This video is in St Martin I think. Is there a similar effect in Sydney? I have seen photos of guys sailing pretty close to the runway.
I personally have not experienced the exhaust from a jet engine sailing giving me a boost at Kyeemagh. The jets are quite a lot higher than the waterline. You definitely hear them though and can smell the burned kerosene. Plus if you look closely passengers can be seen inside and some of them wave to us. Sailing at Kyeemagh in a strong NE is definitely something every windsurfer should experience.
Don't think the runway layout at Sydney aligns in a way for the jet exhaust to be useful for windsurfers. Years ago I sailed a few westerlies at Kurnell, under the flight path of landing aircraft. I got the feeling that the best gusts came through a minute or so after a landing plane passed overhead. The downwash of an aircraft introduces quite a bit of momentum to the atmosphere. Way more than the jet exhaust would. I figured the downwash might possibly bring the higher winds aloft down to the surface. Hard to quantify, and my imagination might have exaggerated the effect of course.
I've had a couple of jet blasts, as they rev their engines to turn on to the main runway after waiting on the taxiway. It was only about 5 knots stronger than the wind by the time it got down to the water and a bit warmer.
I think the jet fuel fumes have got to you Nigel..... When the wind goes over the land -which is a rough surface, it causes drag on the wind and turns the wind direction right (in the Southern hemisphere)( left in Northern Hemisphere). Resulting in less Coriolis effect on the wind. It can be 10-15 degrees different as it travels across the land. So when you are close to the runway the direction is right of the wind compared to further away from the runway, where it reverts back to the original wind direction.
Noticeable on the way back after a run, if you gybe and stay close to the runway you can lift up all the way to the Northern beach area. If you gybe and are further away from the runway you don't get the right shift effect of the wind and end up only making to the Kyeemah car park beach area.
We also experience some convergence of the wind near the runway if there is enough North in the breeze, giving an increase in wind strength.
Fez
Whatever it is the wind is heaps better south of the runway. Far less holes. I spent many hours one afternoon in a NE'r Sailing up and down from Le Sands to Brighton and back and it was consistently much better off the southern end of the runway.
I get that right next to the runway is a speed strip, but the wind is both stronger and more consistent, and the chop large enough to actually make blasting smooth, further south.
Also you don't have to carry gear down the path of death. And it smells nicer.
I cant imagine Australian air safety officers being comfortable with a runway that is a little bit to short as the one in the video seems to be. I imagine its that casual Caribbean attitude and a tiny GDP that is the cause.
Nigel.... your drawing is correct, but it is doesn't have anything to do with the heat from the runway. It is caused by the drag of the land effect on the wind.
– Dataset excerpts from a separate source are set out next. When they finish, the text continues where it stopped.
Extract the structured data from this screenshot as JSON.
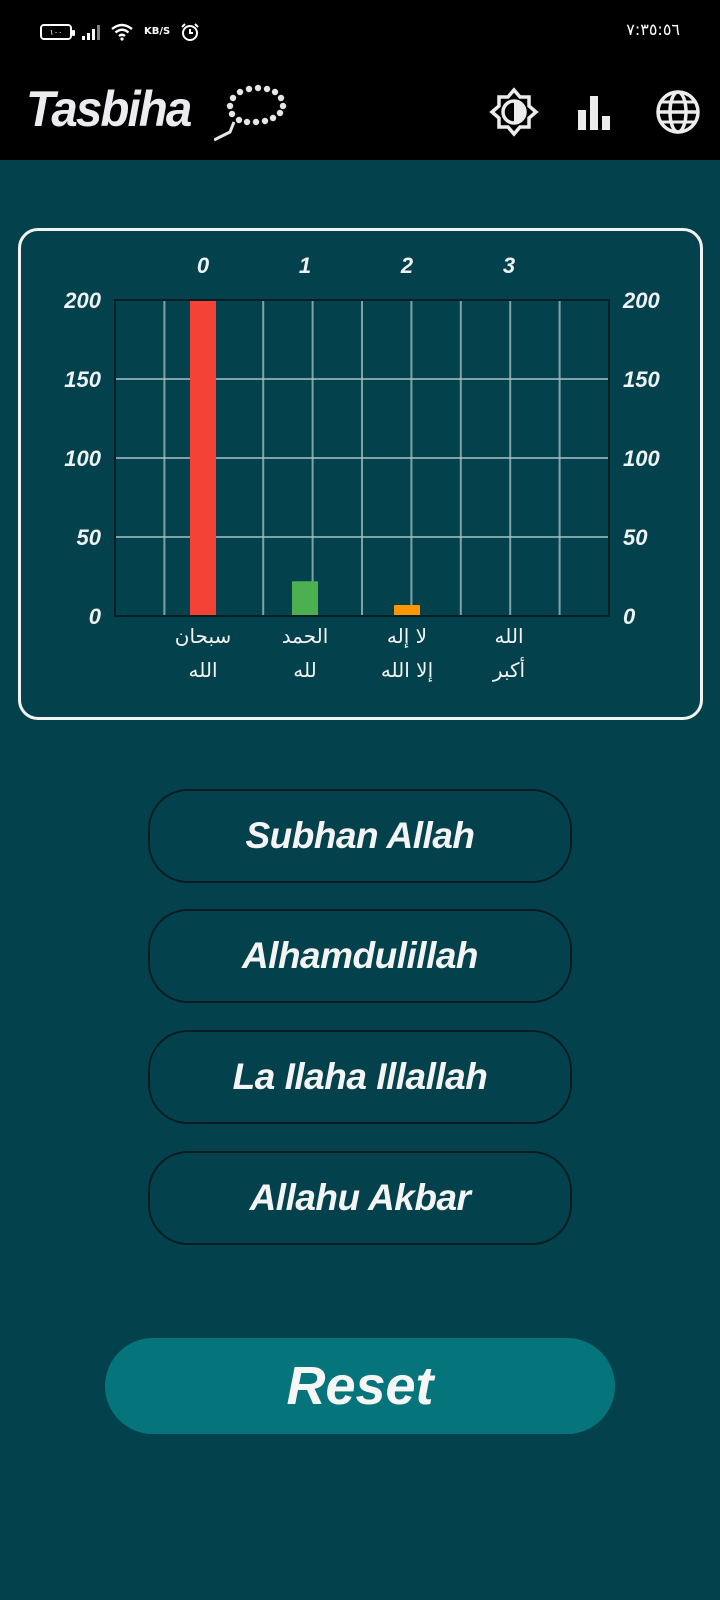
{
  "status_bar": {
    "battery": "١٠٠",
    "speed_unit": "KB/S",
    "time": "٧:٣٥:٥٦"
  },
  "app_bar": {
    "title": "Tasbiha",
    "icons": [
      "prayer-beads-icon",
      "brightness-icon",
      "bar-chart-icon",
      "globe-icon"
    ]
  },
  "chart_data": {
    "type": "bar",
    "x_top_labels": [
      "0",
      "1",
      "2",
      "3"
    ],
    "categories": [
      [
        "سبحان",
        "الله"
      ],
      [
        "الحمد",
        "لله"
      ],
      [
        "لا إله",
        "إلا الله"
      ],
      [
        "الله",
        "أكبر"
      ]
    ],
    "values": [
      200,
      22,
      7,
      0
    ],
    "colors": [
      "#f44336",
      "#4caf50",
      "#ff9800",
      "#2196f3"
    ],
    "ylim": [
      0,
      200
    ],
    "y_ticks": [
      "0",
      "50",
      "100",
      "150",
      "200"
    ],
    "grid": true,
    "y_axis_both_sides": true
  },
  "buttons": {
    "subhan": "Subhan Allah",
    "alhamd": "Alhamdulillah",
    "lailaha": "La Ilaha Illallah",
    "akbar": "Allahu Akbar",
    "reset": "Reset"
  }
}
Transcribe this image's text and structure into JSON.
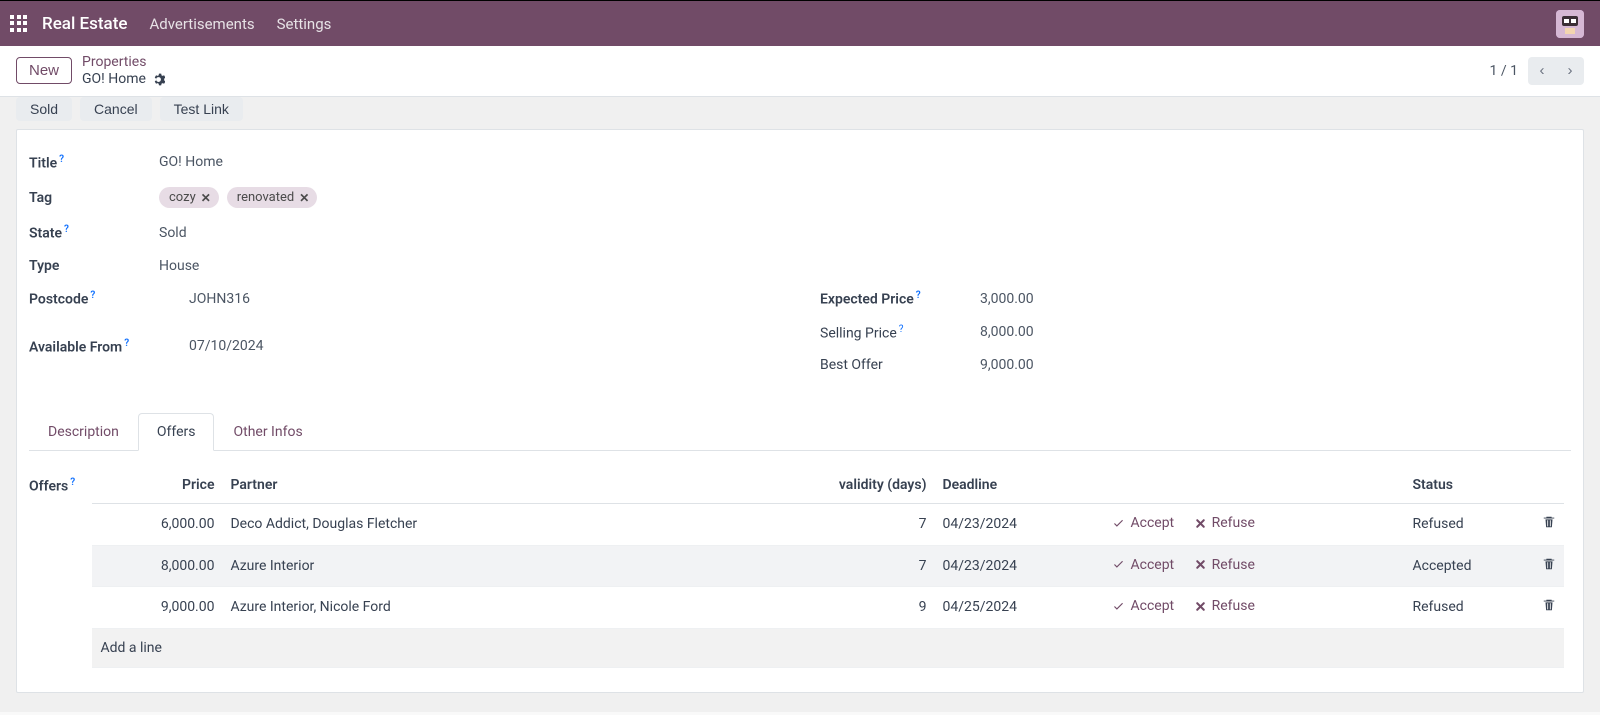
{
  "navbar": {
    "brand": "Real Estate",
    "links": [
      "Advertisements",
      "Settings"
    ]
  },
  "control": {
    "new_label": "New",
    "breadcrumb_root": "Properties",
    "breadcrumb_current": "GO! Home",
    "pager": "1 / 1"
  },
  "status_buttons": {
    "sold": "Sold",
    "cancel": "Cancel",
    "test_link": "Test Link"
  },
  "form": {
    "title_label": "Title",
    "title_value": "GO! Home",
    "tag_label": "Tag",
    "tags": [
      "cozy",
      "renovated"
    ],
    "state_label": "State",
    "state_value": "Sold",
    "type_label": "Type",
    "type_value": "House",
    "postcode_label": "Postcode",
    "postcode_value": "JOHN316",
    "available_label": "Available From",
    "available_value": "07/10/2024",
    "expected_price_label": "Expected Price",
    "expected_price_value": "3,000.00",
    "selling_price_label": "Selling Price",
    "selling_price_value": "8,000.00",
    "best_offer_label": "Best Offer",
    "best_offer_value": "9,000.00"
  },
  "tabs": {
    "description": "Description",
    "offers": "Offers",
    "other_infos": "Other Infos"
  },
  "offers_section": {
    "label": "Offers",
    "headers": {
      "price": "Price",
      "partner": "Partner",
      "validity": "validity (days)",
      "deadline": "Deadline",
      "status": "Status"
    },
    "actions": {
      "accept": "Accept",
      "refuse": "Refuse"
    },
    "rows": [
      {
        "price": "6,000.00",
        "partner": "Deco Addict, Douglas Fletcher",
        "validity": "7",
        "deadline": "04/23/2024",
        "status": "Refused"
      },
      {
        "price": "8,000.00",
        "partner": "Azure Interior",
        "validity": "7",
        "deadline": "04/23/2024",
        "status": "Accepted"
      },
      {
        "price": "9,000.00",
        "partner": "Azure Interior, Nicole Ford",
        "validity": "9",
        "deadline": "04/25/2024",
        "status": "Refused"
      }
    ],
    "add_line": "Add a line"
  }
}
I lecture in this subject for a job for the last 35years, so it is best to understand the processes in place.
Reference reading for you is a book on"Wind Strategy" by Derek Haughton.
Fez is describing the Ekman spiral. I'd say that at the windsurfing scale a change in surface roughness will just swing the wind towards the roughness like dragging a paddle out one side of a canoe.
The Coriolis force is pretty small compared to the local topographic and thermal forces on the wind. I've just googled a paper which gives 30km as the distance scale below which anything due to Coriolis force is generally immeasurable. Basically the earth has to have enough time to rotate out of the way in the time the air takes to travel 30 km. ( Although the paper is investigating a combination of stratification where the Coriolis effect does come through on a scale less than 30km. But either way it'd be a special case. )
http://www.cpom.org/people/jcrh/QJRMS-130.pdf
Locally, when the Bellambi anemometer, on a bit of a bluff on a 10 metre tower,, reads SSW the sand on the nearby local beach is blowing slightly inland from the SSE. That's a swing in the opposite direction to the larger scale Ekman spiral as Fez describes.
That's right The Ekman spiral is intertwined with the Coriolis force. The large macroscopic circulation systems are set up with the pressure gradient balancing the Coriolis force. The Coriolis force is proportional to the wind speed. The air lower down slows down due to surface friction but the atmospheric pressure from above permeates to lower altitudes. So down low the pressure gradient has more effect and hence bends the wind towards the centre of low pressure, or away from the high pressure. We're just arguing that the pressure gradient left over is pretty small, so the Ekman spiral takes quite a few kilometres to be modified by changing surface features. Way more than the mesoscale distances within Botany Bay.